Yeah, he’s had the fate of the world teetering on his fingertips. Nuclear missiles, trains full of nucloneum, proton reactors. But he’s never actually held the whole world in his hands before. Not like this.

“Hey, Naomi,” Donald says, keeping his voice quiet because she’s got tiny little ears. “How’s it going? What do you think of the world so far?”

She blows a spit bubble in response and blinks at him. Tasha’s finally getting a chance to get up and walk (with Rose and Leo cautiously escorting her around the hospital) and she left Donald alone in the hospital room with their daughter.

“You wanna know a secret?” he says to the baby nestled in his arms. “I’ve never really done this before. Your brothers and sister I kinda just picked up along the way. Or, you know, stole, your uncle might tell you. I’ve never, ever had a baby before. And you, you’ve never ever had a daddy before.” He wipes his eyes; but screw it, they’re all getting weepy today. “You’ve never ever had an anything before. You’re brand-new.”

She must agree, because she wiggles her fingers up at him.

“There’s a lot I need to tell you,” he says. “But the most important thing is… I’m awesome. Your daddy is probably the second most awesome person you’re ever gonna meet.”

“Okay, okay, I’m back, you’d better not have put bionics in my baby girl,” Tasha says, stepping back into the room.

“And there’s number one,” Donald whispers to his daughter before kissing her lightly on the forehead and passing her to Tasha. “Don’t worry, honey, I’m done putting machinery in our kids.” She quirks an eyebrow. “I’m… I’m trying to quit.”

“Come here,” she says, taking his hand and tugging him toward her and the baby in her arms. “Isn’t she gorgeous?”

“Yeah,” he says. “All me. You’re welcome.”

She laughs and kisses him, and then they look back down at Naomi, completely transfixed. “I can’t believe we made this.”

“I know,” Donald agrees, wrapping his arms around Tasha and the newest member of his family. “I’m so proud of us.”

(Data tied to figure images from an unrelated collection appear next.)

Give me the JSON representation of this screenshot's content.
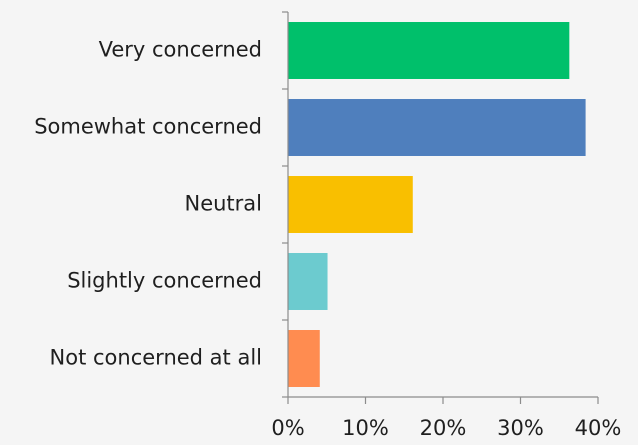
{
  "chart_data": {
    "type": "bar",
    "orientation": "horizontal",
    "categories": [
      "Very concerned",
      "Somewhat concerned",
      "Neutral",
      "Slightly concerned",
      "Not concerned at all"
    ],
    "values": [
      36.3,
      38.4,
      16.1,
      5.1,
      4.1
    ],
    "colors": [
      "#00c06b",
      "#4f7fbd",
      "#f9bf00",
      "#6ccbcf",
      "#ff8c50"
    ],
    "xlim": [
      0,
      40
    ],
    "xticks": [
      0,
      10,
      20,
      30,
      40
    ],
    "xtick_labels": [
      "0%",
      "10%",
      "20%",
      "30%",
      "40%"
    ],
    "grid": false,
    "title": "",
    "xlabel": "",
    "ylabel": ""
  }
}
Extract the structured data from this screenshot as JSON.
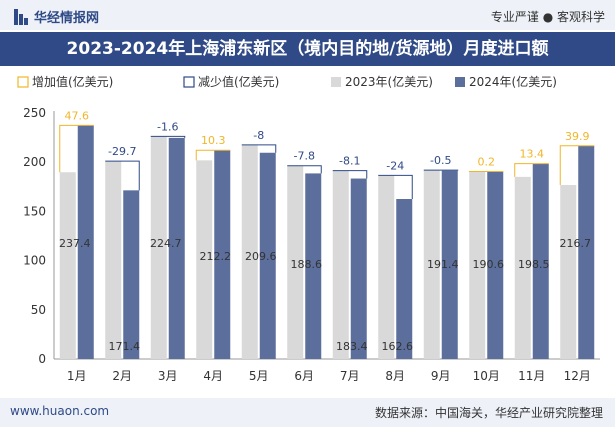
{
  "header": {
    "brand_name": "华经情报网",
    "tagline": "专业严谨 ● 客观科学",
    "title": "2023-2024年上海浦东新区（境内目的地/货源地）月度进口额"
  },
  "footer": {
    "url": "www.huaon.com",
    "source": "数据来源：中国海关，华经产业研究院整理"
  },
  "colors": {
    "bar2023": "#d9d9d9",
    "bar2024": "#5b6e9c",
    "increase": "#f0b62a",
    "decrease": "#2f4a86",
    "brand": "#2f4a86"
  },
  "chart_data": {
    "type": "bar",
    "categories": [
      "1月",
      "2月",
      "3月",
      "4月",
      "5月",
      "6月",
      "7月",
      "8月",
      "9月",
      "10月",
      "11月",
      "12月"
    ],
    "series": [
      {
        "name": "2023年(亿美元)",
        "values": [
          189.8,
          201.1,
          226.3,
          201.9,
          217.6,
          196.4,
          191.5,
          186.6,
          191.9,
          190.4,
          185.1,
          176.8
        ]
      },
      {
        "name": "2024年(亿美元)",
        "values": [
          237.4,
          171.4,
          224.7,
          212.2,
          209.6,
          188.6,
          183.4,
          162.6,
          191.4,
          190.6,
          198.5,
          216.7
        ]
      }
    ],
    "changes": [
      47.6,
      -29.7,
      -1.6,
      10.3,
      -8,
      -7.8,
      -8.1,
      -24,
      -0.5,
      0.2,
      13.4,
      39.9
    ],
    "legend": [
      "增加值(亿美元)",
      "减少值(亿美元)",
      "2023年(亿美元)",
      "2024年(亿美元)"
    ],
    "ylim": [
      0,
      250
    ],
    "yticks": [
      0,
      50,
      100,
      150,
      200,
      250
    ],
    "legend_position": "top-left",
    "grid": true
  }
}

She smiles at him. “Are you sure we’re ready to be parents?”

Naomi reaches up and wraps her whole hand around Donald’s finger and he about buckles. There’s no stopping the waterworks now. “Eh, the other four turned out okay,” he says. “We’ll probably be fine.”

His baby holds onto his finger so tightly it feels like she might never let go. He’s pretty sure he never wants her to.